Confined, reading articles about the virus, I notice a signifier relating to the origin of the virus appearing repeatedly. Its strangeness surprises me. The host of the virus; in Greek: xenistis.
“A virus is an infectious agent requiring a host whose metabolism and constituents it uses to replicate.”
“In biology, a host is an organism that hosts a parasite, a mutual partner or a commensal partner, necessary for its life cycle.”
I had never imagined that a virus needed a host to circulate! In addition, is the virus a partner of the host? If we think that the host of our dear, horrible virus is probably, according to scientists, a cute little animal with the exotic name of pangolin, it all becomes more intriguing.
Host, what a funny signifier!
Let’s continue the etymological research into the word, trying to catch this real in the way that psychoanalysis of the Lacanian orientation teaches us, which is to say, trying to define it by language, by the signifier cut off from its signified, by the ambiguity which makes meaning empty, by the deployment of the signifying chain, which brings out new significations …
The host is “the one, the one who receives and treats someone without payment, who gives him hospitality, by humanity, by friendship, by benevolence.” But also “the one that we receive and that we treat well.” The host is then the one who welcomes but also the one who is welcomed.
The word comes from the Latin hospitem, accusative of hospes (guest, foreigner, visitor) which originally means the one who welcomes the foreigner. Later, it means also the one who receives hospitality.
By its Latin root, host is related to the hotel, the hospitality but also the hospital and the hostage. This is what makes this research a little funny at a moment when, because of our being the host of the virus, we feel ourselves to be hostages, confined in our home so as not to end up in hospital …

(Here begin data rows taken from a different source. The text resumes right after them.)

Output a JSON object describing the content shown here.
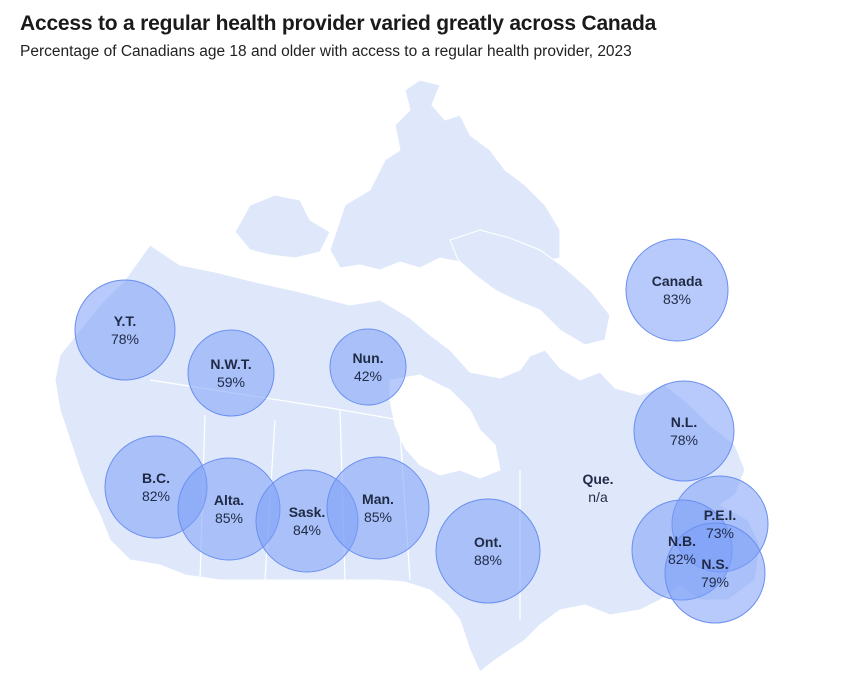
{
  "title": "Access to a regular health provider varied greatly across Canada",
  "subtitle": "Percentage of Canadians age 18 and older with access to a regular health provider, 2023",
  "colors": {
    "land": "#dfe8fb",
    "land_stroke": "#ffffff",
    "bubble_fill": "#7b9ef7",
    "bubble_stroke": "#6b8ff0",
    "label": "#1f2a44"
  },
  "regions": [
    {
      "id": "yt",
      "name": "Y.T.",
      "value_label": "78%",
      "value": 78
    },
    {
      "id": "nwt",
      "name": "N.W.T.",
      "value_label": "59%",
      "value": 59
    },
    {
      "id": "nun",
      "name": "Nun.",
      "value_label": "42%",
      "value": 42
    },
    {
      "id": "bc",
      "name": "B.C.",
      "value_label": "82%",
      "value": 82
    },
    {
      "id": "alta",
      "name": "Alta.",
      "value_label": "85%",
      "value": 85
    },
    {
      "id": "sask",
      "name": "Sask.",
      "value_label": "84%",
      "value": 84
    },
    {
      "id": "man",
      "name": "Man.",
      "value_label": "85%",
      "value": 85
    },
    {
      "id": "ont",
      "name": "Ont.",
      "value_label": "88%",
      "value": 88
    },
    {
      "id": "que",
      "name": "Que.",
      "value_label": "n/a",
      "value": null
    },
    {
      "id": "nl",
      "name": "N.L.",
      "value_label": "78%",
      "value": 78
    },
    {
      "id": "pei",
      "name": "P.E.I.",
      "value_label": "73%",
      "value": 73
    },
    {
      "id": "nb",
      "name": "N.B.",
      "value_label": "82%",
      "value": 82
    },
    {
      "id": "ns",
      "name": "N.S.",
      "value_label": "79%",
      "value": 79
    },
    {
      "id": "canada",
      "name": "Canada",
      "value_label": "83%",
      "value": 83
    }
  ]
}
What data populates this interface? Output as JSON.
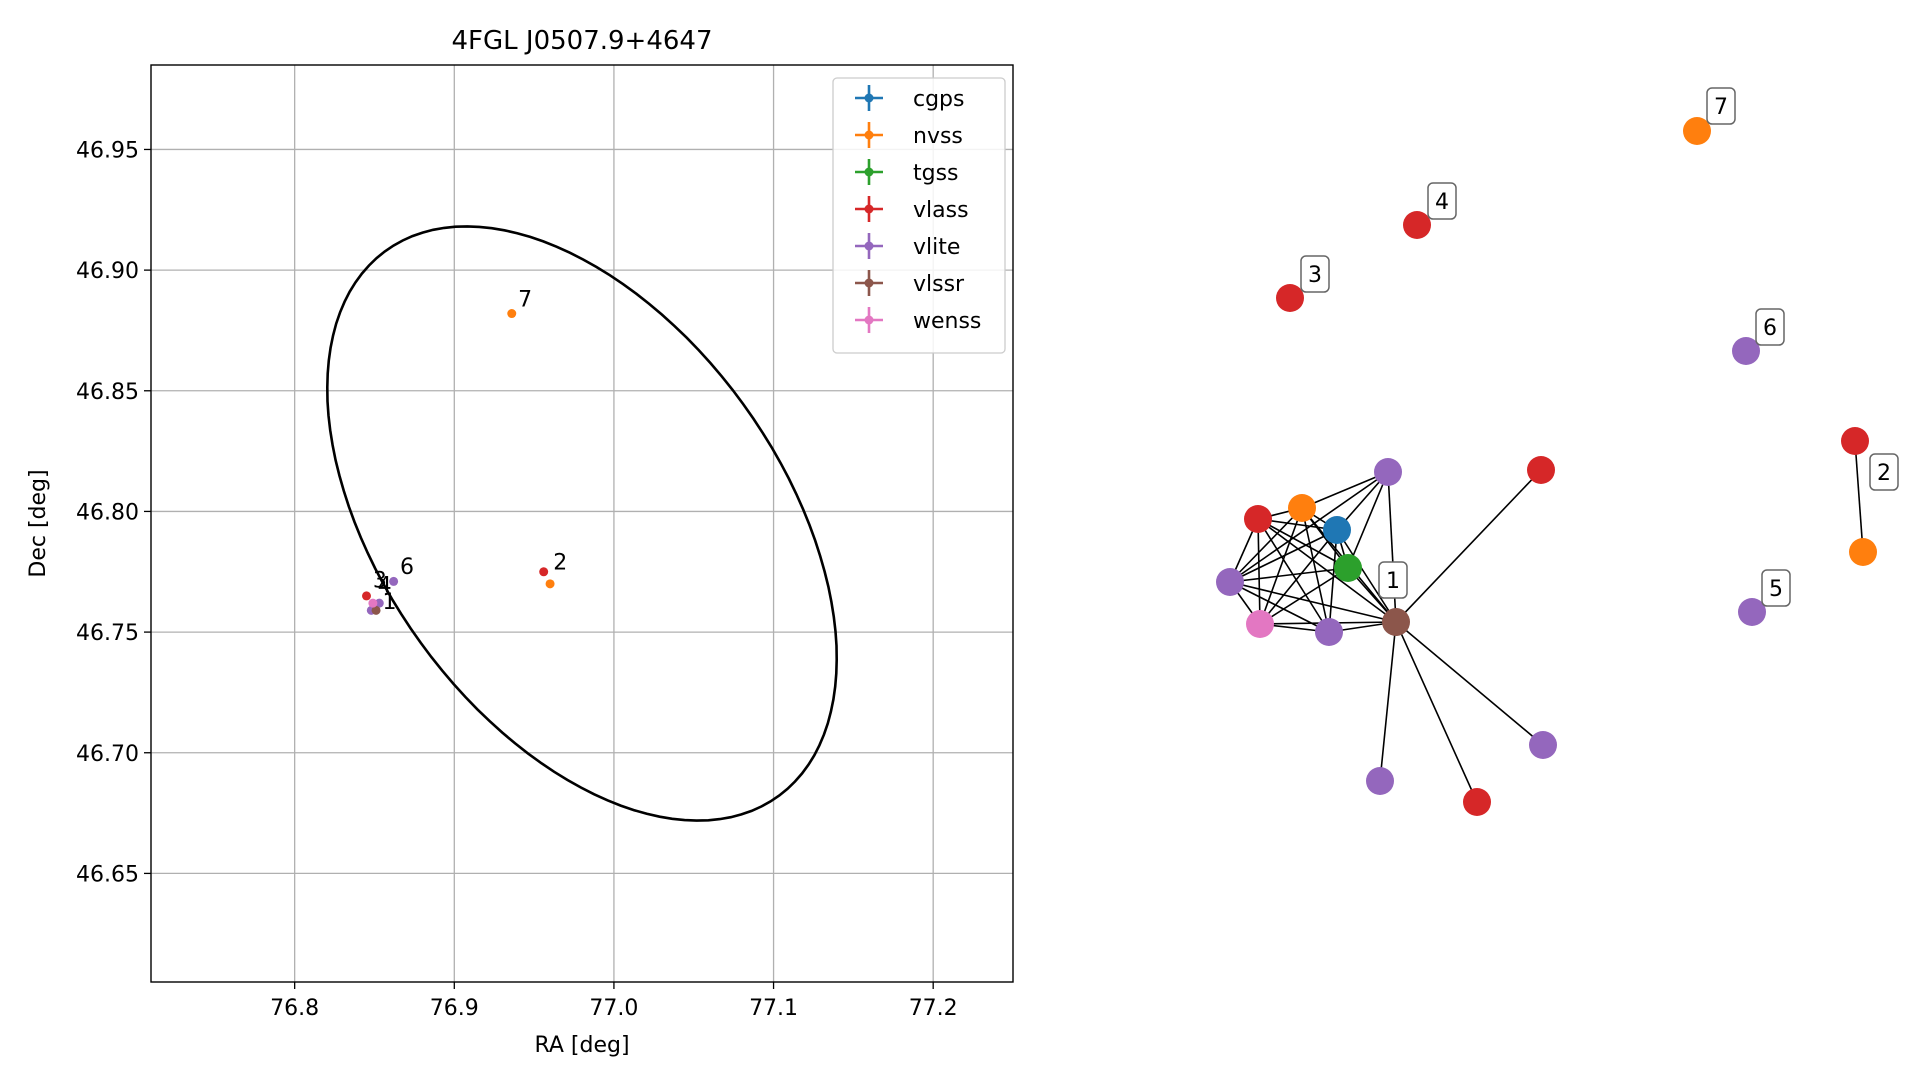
{
  "chart_data": [
    {
      "type": "scatter",
      "title": "4FGL J0507.9+4647",
      "xlabel": "RA [deg]",
      "ylabel": "Dec [deg]",
      "xlim": [
        76.71,
        77.25
      ],
      "ylim": [
        46.605,
        46.985
      ],
      "xticks": [
        "76.8",
        "76.9",
        "77.0",
        "77.1",
        "77.2"
      ],
      "xtick_values": [
        76.8,
        76.9,
        77.0,
        77.1,
        77.2
      ],
      "yticks": [
        "46.65",
        "46.70",
        "46.75",
        "46.80",
        "46.85",
        "46.90",
        "46.95"
      ],
      "ytick_values": [
        46.65,
        46.7,
        46.75,
        46.8,
        46.85,
        46.9,
        46.95
      ],
      "grid": true,
      "legend_position": "upper right",
      "ellipse": {
        "center": [
          76.98,
          46.795
        ],
        "semi_major_deg": 0.175,
        "semi_minor_deg": 0.1,
        "angle_deg": -30
      },
      "series": [
        {
          "name": "cgps",
          "color": "#1f77b4",
          "points": []
        },
        {
          "name": "nvss",
          "color": "#ff7f0e",
          "points": [
            [
              76.936,
              46.882
            ],
            [
              76.96,
              46.77
            ]
          ]
        },
        {
          "name": "tgss",
          "color": "#2ca02c",
          "points": []
        },
        {
          "name": "vlass",
          "color": "#d62728",
          "points": [
            [
              76.845,
              46.765
            ],
            [
              76.956,
              46.775
            ]
          ]
        },
        {
          "name": "vlite",
          "color": "#9467bd",
          "points": [
            [
              76.848,
              46.759
            ],
            [
              76.853,
              46.762
            ],
            [
              76.862,
              46.771
            ]
          ]
        },
        {
          "name": "vlssr",
          "color": "#8c564b",
          "points": [
            [
              76.851,
              46.759
            ]
          ]
        },
        {
          "name": "wenss",
          "color": "#e377c2",
          "points": [
            [
              76.849,
              46.762
            ]
          ]
        }
      ],
      "annotations": [
        {
          "text": "7",
          "x": 76.94,
          "y": 46.885
        },
        {
          "text": "2",
          "x": 76.962,
          "y": 46.776
        },
        {
          "text": "6",
          "x": 76.866,
          "y": 46.774
        },
        {
          "text": "3",
          "x": 76.849,
          "y": 46.7685
        },
        {
          "text": "4",
          "x": 76.852,
          "y": 46.7665
        },
        {
          "text": "1",
          "x": 76.855,
          "y": 46.7595
        }
      ]
    },
    {
      "type": "network",
      "nodes": [
        {
          "id": "cgps",
          "color": "#1f77b4"
        },
        {
          "id": "nvss1",
          "color": "#ff7f0e"
        },
        {
          "id": "tgss",
          "color": "#2ca02c"
        },
        {
          "id": "vlass1",
          "color": "#d62728"
        },
        {
          "id": "vlite1",
          "color": "#9467bd"
        },
        {
          "id": "vlite2",
          "color": "#9467bd"
        },
        {
          "id": "vlite3",
          "color": "#9467bd"
        },
        {
          "id": "wenss",
          "color": "#e377c2"
        },
        {
          "id": "vlssr",
          "color": "#8c564b",
          "label": "1"
        },
        {
          "id": "vlass2",
          "color": "#d62728"
        },
        {
          "id": "vlite4",
          "color": "#9467bd"
        },
        {
          "id": "vlass3",
          "color": "#d62728"
        },
        {
          "id": "vlite5",
          "color": "#9467bd"
        },
        {
          "id": "vlass4",
          "color": "#d62728",
          "label": "3"
        },
        {
          "id": "vlass5",
          "color": "#d62728",
          "label": "4"
        },
        {
          "id": "nvss7",
          "color": "#ff7f0e",
          "label": "7"
        },
        {
          "id": "vlite6",
          "color": "#9467bd",
          "label": "6"
        },
        {
          "id": "vlass6",
          "color": "#d62728"
        },
        {
          "id": "nvss2",
          "color": "#ff7f0e",
          "label": "2"
        },
        {
          "id": "vlite7",
          "color": "#9467bd",
          "label": "5"
        }
      ],
      "edges": [
        [
          "vlass1",
          "nvss1"
        ],
        [
          "vlass1",
          "cgps"
        ],
        [
          "vlass1",
          "tgss"
        ],
        [
          "vlass1",
          "vlssr"
        ],
        [
          "vlass1",
          "vlite2"
        ],
        [
          "vlass1",
          "wenss"
        ],
        [
          "vlass1",
          "vlite3"
        ],
        [
          "nvss1",
          "cgps"
        ],
        [
          "nvss1",
          "tgss"
        ],
        [
          "nvss1",
          "vlssr"
        ],
        [
          "nvss1",
          "vlite2"
        ],
        [
          "nvss1",
          "wenss"
        ],
        [
          "nvss1",
          "vlite3"
        ],
        [
          "nvss1",
          "vlite1"
        ],
        [
          "cgps",
          "tgss"
        ],
        [
          "cgps",
          "vlssr"
        ],
        [
          "cgps",
          "vlite2"
        ],
        [
          "cgps",
          "wenss"
        ],
        [
          "cgps",
          "vlite3"
        ],
        [
          "cgps",
          "vlite1"
        ],
        [
          "tgss",
          "vlssr"
        ],
        [
          "tgss",
          "vlite2"
        ],
        [
          "tgss",
          "wenss"
        ],
        [
          "tgss",
          "vlite1"
        ],
        [
          "vlite1",
          "vlite2"
        ],
        [
          "vlite1",
          "vlssr"
        ],
        [
          "vlite2",
          "wenss"
        ],
        [
          "vlite2",
          "vlite3"
        ],
        [
          "vlite2",
          "vlssr"
        ],
        [
          "wenss",
          "vlite3"
        ],
        [
          "wenss",
          "vlssr"
        ],
        [
          "vlite3",
          "vlssr"
        ],
        [
          "vlssr",
          "vlass2"
        ],
        [
          "vlssr",
          "vlite4"
        ],
        [
          "vlssr",
          "vlass3"
        ],
        [
          "vlssr",
          "vlite5"
        ],
        [
          "vlass6",
          "nvss2"
        ]
      ]
    }
  ]
}
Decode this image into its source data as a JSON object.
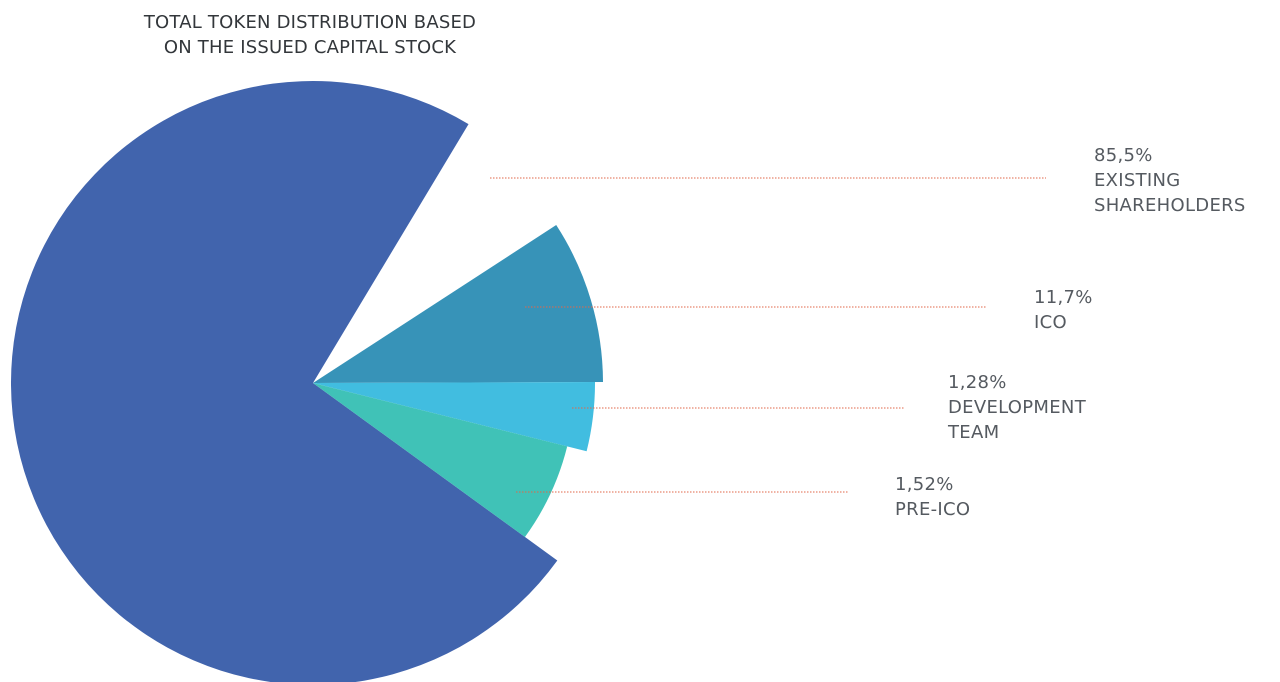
{
  "chart_data": {
    "type": "pie",
    "title": [
      "TOTAL TOKEN DISTRIBUTION BASED",
      "ON THE ISSUED CAPITAL STOCK"
    ],
    "slices": [
      {
        "key": "existing",
        "value_label": "85,5%",
        "value": 85.5,
        "label": [
          "EXISTING",
          "SHAREHOLDERS"
        ],
        "color": "#4164ad"
      },
      {
        "key": "ico",
        "value_label": "11,7%",
        "value": 11.7,
        "label": [
          "ICO"
        ],
        "color": "#3793b8"
      },
      {
        "key": "dev",
        "value_label": "1,28%",
        "value": 1.28,
        "label": [
          "DEVELOPMENT",
          "TEAM"
        ],
        "color": "#41bde0"
      },
      {
        "key": "preico",
        "value_label": "1,52%",
        "value": 1.52,
        "label": [
          "PRE-ICO"
        ],
        "color": "#40c2b7"
      }
    ],
    "leader_color": "#e0674a"
  }
}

The Greek word is even more revealing. The host of the virus in Greek is called xenistis. It has its root in the ancient word xenios which meant one who welcomes the stranger; hence the widespread adjective relating to Zeus, the Xenios Zeus, who protected the reception of foreigners, which was considered sacred. From the same root, xenos has taken on the meaning of foreigner and strange in Greek.
The richness of the language brings the stranger closer to his host.
Back to the virus, an object that is threatening and strange. We live in a new situation where it is difficult to recognise this kakon, as it is invisible, and it is difficult to give it a representation. Less than two months ago, in racist speech, the kakon could be attributed to the one with Asian features. A month ago, it was to the one with an Italian accent. A fortnight ago it was one who was coughing in the seat next to us at the cinema. And today, the kakon can be found in our own dirty hand that moves with a spontaneous gesture towards our own face.
If it were not so dramatic, it could be a comic way to illustrate the Lacanian thesis, namely that what comes to embody the bad object, the waste, the kakon in a relationship of extimity, is originally very intimate, a part of ourselves.
This does not prevent racist discourse from persisting and using an absurd amalgamation between the stranger, the refugee and the virus to make hate exist.
The Hungarian Prime Minister, Viktor Orban, closes the border and announces “a war on two fronts … that of migration and that of the coronavirus, which are linked because they both spread with displacement,” he said. He affirmed this by accusing Iranian students of having introduced the coronavirus into Hungary, not hesitating to call the virus a “foreigners’ disease.” Since the appearance of Covid-19 on Hungarian territory, the government has suspended the registration of asylum applications, arguing that migrants are likely to be carrying the virus.
A month ago, when the situation was dramatic at the Greek-Turkish border, Kyriakos Mitsotakis, the Greek Prime Minister of a right-wing government, who often adopts an extreme right-wing language, declared that the problem of “immigration rises to a different level, since in the migratory flow there are many people from Iran – where there are many cases of coronavirus – and many others from Afghanistan.” We must not forget that when taking office last summer, one of the first measures of the new government was to remove all foreigners and refugees without documents, as well as their children from the list of those who had access to care! The refugees were left without access to basic healthcare, their children were no longer vaccinated and as a result no longer educated; a vaccination card is compulsory in order for children to be able to attend school. They have become, by political choice, harmful to themselves and to others.
This barbaric measure could not be imposed with great success thanks to the activity of NGOs and the civil disobedience of certain caregivers and school principals.
Today, in the Moria refugee camp, in and around Lesbos, known as the Moria “jungle,” the number of refugees has exceeded 20,000 in extremely poor living and hygienic conditions. We can imagine what will happen when the first case of coronavirus appears.
How ironic! At a time in history when Europe shamelessly closes its borders and behaves barbarically and locks up foreigners who seek refuge from horror, a virus, which knows no borders, is seeking to find refuge in our own body, which we try to protect by locking it up.
 O. Bloch et W. von Wartburg, Dictionnaire étymologique de la langue française, ed PUF, Paris, 1975, p. 324, p. 451.
 Reference to the breathtaking book by Jean Ziegler which has just been published, Lesbos, la honte de l’Europe, [Lesbos, the Shame of Europe], Seuil, Paris, 2020.